Keywords: Empire, State, Franc, Richelieu, reason of State.
I. Francia,
el Anti-Imperio
Todo intento de construir una metafísica de las naciones
está abocado al fracaso. Queda, sin embargo, la posibilidad de afirmar una
definición de la íntima afinidad de las naciones con ciertas formas políticas a
partir de su biografía histórica. En el caso de Francia, esta biografía no deja
de plantearse históricamente a partir de una paradoja ciertamente
desconcertante. Francia, la única nación que conserva el nombre de la tribu
germánica que restauró el Imperio en Europa, ha sido la nación que más lo ha
combatido. Según Von Lohausen,
De entre las potencias diversas que, una a una, fueron
afrontando al Imperio de los Habsburgo, Francia se convirtió, cada vez más
después de Luis XI, en el alma de la rebelión. Si bien la realeza francesa
tenía los mismos orígenes que el Imperio Alemán, Francia era, por naturaleza,
el anti-Imperio[1].
El general austríaco Von Lohausen, uno de los grandes
expertos en geopolítica del siglo XX, veterano de la II Guerra mundial a las
órdenes de Rommel, insistía en sus análisis en que el sentido y la relación con
el espacio, las necesidades y las pasiones de los pueblos, son motores de la
historia del mundo que ninguna religión ni ideología pueden contrarrestar.
Estas consideraciones pueden parecer chocantes si se aplican a la definición de
la personalidad histórica de la nación francesa. ¿No ha sido acaso la patria
que se ha derramado con genuina convicción (al menos en sus declaraciones) al
servicio de una misión de corte universalista, ya sea religiosa (las Cruzadas)
o laica (los Derechos del Hombre)? ¿Y no ha sido también la nación que no ha
dudado en servirse de esas “causas sagradas” (por retomar la expresión de
Michael Burleigh[2]) para
“profesar un egoísmo nacional feroz” y el “prejuicio de la Patria”
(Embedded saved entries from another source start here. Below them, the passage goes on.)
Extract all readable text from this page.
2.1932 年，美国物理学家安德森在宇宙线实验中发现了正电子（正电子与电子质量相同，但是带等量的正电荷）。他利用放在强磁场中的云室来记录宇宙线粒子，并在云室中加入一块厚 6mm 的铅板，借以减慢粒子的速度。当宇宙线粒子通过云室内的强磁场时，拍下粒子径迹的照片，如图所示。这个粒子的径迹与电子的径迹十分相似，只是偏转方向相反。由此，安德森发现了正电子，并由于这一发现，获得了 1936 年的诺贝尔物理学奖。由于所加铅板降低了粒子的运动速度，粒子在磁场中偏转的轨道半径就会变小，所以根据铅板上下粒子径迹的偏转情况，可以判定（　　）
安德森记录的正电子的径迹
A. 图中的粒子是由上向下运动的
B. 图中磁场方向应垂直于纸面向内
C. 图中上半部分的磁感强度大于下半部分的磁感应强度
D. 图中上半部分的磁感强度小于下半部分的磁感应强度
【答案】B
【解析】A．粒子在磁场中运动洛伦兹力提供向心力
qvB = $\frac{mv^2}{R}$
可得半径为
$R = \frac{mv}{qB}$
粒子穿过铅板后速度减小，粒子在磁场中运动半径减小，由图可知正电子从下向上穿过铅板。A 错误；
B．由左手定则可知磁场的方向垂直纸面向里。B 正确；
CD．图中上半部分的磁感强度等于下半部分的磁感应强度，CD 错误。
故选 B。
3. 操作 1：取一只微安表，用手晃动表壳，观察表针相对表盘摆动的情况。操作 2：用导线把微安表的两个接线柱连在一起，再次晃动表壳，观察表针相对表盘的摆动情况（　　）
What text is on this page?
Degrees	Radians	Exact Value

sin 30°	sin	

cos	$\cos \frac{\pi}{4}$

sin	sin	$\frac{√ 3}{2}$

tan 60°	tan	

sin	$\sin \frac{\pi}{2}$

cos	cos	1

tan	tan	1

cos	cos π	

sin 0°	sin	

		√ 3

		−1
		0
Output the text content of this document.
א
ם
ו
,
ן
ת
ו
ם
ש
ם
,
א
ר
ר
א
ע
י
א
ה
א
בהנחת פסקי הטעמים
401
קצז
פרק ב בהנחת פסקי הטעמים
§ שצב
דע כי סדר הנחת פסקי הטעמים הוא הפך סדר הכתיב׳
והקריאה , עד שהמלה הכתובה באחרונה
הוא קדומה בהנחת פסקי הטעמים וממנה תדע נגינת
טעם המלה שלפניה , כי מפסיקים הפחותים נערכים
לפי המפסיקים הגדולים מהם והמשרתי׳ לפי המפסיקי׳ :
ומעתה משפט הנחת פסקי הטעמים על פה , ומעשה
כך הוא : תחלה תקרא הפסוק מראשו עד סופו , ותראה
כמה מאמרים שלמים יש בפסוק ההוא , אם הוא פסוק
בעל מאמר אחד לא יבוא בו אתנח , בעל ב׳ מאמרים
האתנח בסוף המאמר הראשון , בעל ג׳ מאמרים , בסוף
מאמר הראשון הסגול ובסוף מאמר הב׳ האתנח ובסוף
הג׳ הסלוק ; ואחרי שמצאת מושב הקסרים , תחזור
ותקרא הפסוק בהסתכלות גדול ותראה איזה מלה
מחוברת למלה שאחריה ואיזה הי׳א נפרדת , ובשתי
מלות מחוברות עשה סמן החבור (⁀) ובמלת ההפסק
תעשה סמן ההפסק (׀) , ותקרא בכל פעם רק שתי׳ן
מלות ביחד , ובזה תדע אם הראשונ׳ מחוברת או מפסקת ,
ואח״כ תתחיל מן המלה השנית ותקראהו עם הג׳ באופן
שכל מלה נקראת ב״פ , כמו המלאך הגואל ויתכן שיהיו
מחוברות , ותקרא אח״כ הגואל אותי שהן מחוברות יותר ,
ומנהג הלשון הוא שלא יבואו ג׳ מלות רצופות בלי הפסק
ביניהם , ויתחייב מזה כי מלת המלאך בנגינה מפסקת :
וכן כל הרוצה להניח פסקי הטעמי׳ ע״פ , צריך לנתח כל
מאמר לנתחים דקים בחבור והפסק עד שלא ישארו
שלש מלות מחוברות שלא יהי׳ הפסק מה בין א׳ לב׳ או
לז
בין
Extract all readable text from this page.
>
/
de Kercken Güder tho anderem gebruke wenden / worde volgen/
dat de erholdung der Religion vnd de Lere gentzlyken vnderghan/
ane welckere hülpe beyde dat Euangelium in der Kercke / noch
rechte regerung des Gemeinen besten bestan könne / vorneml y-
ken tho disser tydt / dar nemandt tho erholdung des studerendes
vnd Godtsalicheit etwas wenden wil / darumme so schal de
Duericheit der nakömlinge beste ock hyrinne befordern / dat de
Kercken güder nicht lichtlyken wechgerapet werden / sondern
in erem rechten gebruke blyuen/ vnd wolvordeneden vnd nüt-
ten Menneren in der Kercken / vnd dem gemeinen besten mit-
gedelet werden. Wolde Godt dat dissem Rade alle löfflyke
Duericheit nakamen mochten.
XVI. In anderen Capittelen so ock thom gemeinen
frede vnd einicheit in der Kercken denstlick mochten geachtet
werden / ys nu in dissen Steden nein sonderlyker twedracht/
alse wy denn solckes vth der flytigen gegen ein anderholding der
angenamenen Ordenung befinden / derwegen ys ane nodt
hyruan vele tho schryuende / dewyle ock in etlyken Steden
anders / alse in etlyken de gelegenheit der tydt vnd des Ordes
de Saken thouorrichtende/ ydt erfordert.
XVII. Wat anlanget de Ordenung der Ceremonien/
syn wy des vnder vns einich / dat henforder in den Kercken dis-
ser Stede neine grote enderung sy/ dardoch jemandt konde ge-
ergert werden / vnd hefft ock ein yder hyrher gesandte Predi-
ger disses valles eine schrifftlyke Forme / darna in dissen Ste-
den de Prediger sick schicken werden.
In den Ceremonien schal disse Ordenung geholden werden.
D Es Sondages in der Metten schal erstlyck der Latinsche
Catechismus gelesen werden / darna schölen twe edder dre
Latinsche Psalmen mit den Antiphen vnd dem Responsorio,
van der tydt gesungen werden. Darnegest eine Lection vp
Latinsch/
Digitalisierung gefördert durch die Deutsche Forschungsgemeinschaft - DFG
(Maurras)? No será fácil encontrar a
ningún otro pueblo europeo capaz de soportar mejor la dura carga de una
simbiosis imposible entre el universalismo sagrado y el nacionalismo
chovinista. De ahí que el análisis geopolítico alemán de autores como Von
Lohausen sea tan valioso. Fueron estudiosos como él los que señalaron la llamativa
libertad de Francia a la hora de escoger sus propias causas históricas en
comparación con otras naciones, condicionadas por una geografía que limitaba su
margen de acción en contraste con la desahogada posición geopolítica francesa:
Para los geopolitólogos alemanes, Francia, por el
hecho de su situación geográfica, goza de una libertad de acción que no
tuvieron jamás ni España, ni Italia, ni Alemania. Históricamente, estos tres
países tuvieron que afrontar directamente a los sarracenos, los eslavos y los
magiares. No podían obrar sino en relación a sus necesidades. Francia, sin
embargo, tuvo la libertad de escoger realmente su política, de proclamar las
Cruzadas y los Derechos del Hombre[3].
En efecto, lejos de ver en ello una oposición
insalvable, tal vez sea su privilegiada posición geoestratégica la que explique
en buena medida la afición histórica de Francia a encabezar las grandes causas
sagradas de cada época y a servirlas atendiendo en primer lugar a los intereses
marcados por la política del individualismo nacional. En Francia, las misiones
universales se declinan siempre en el binomio político amigo/enemigo.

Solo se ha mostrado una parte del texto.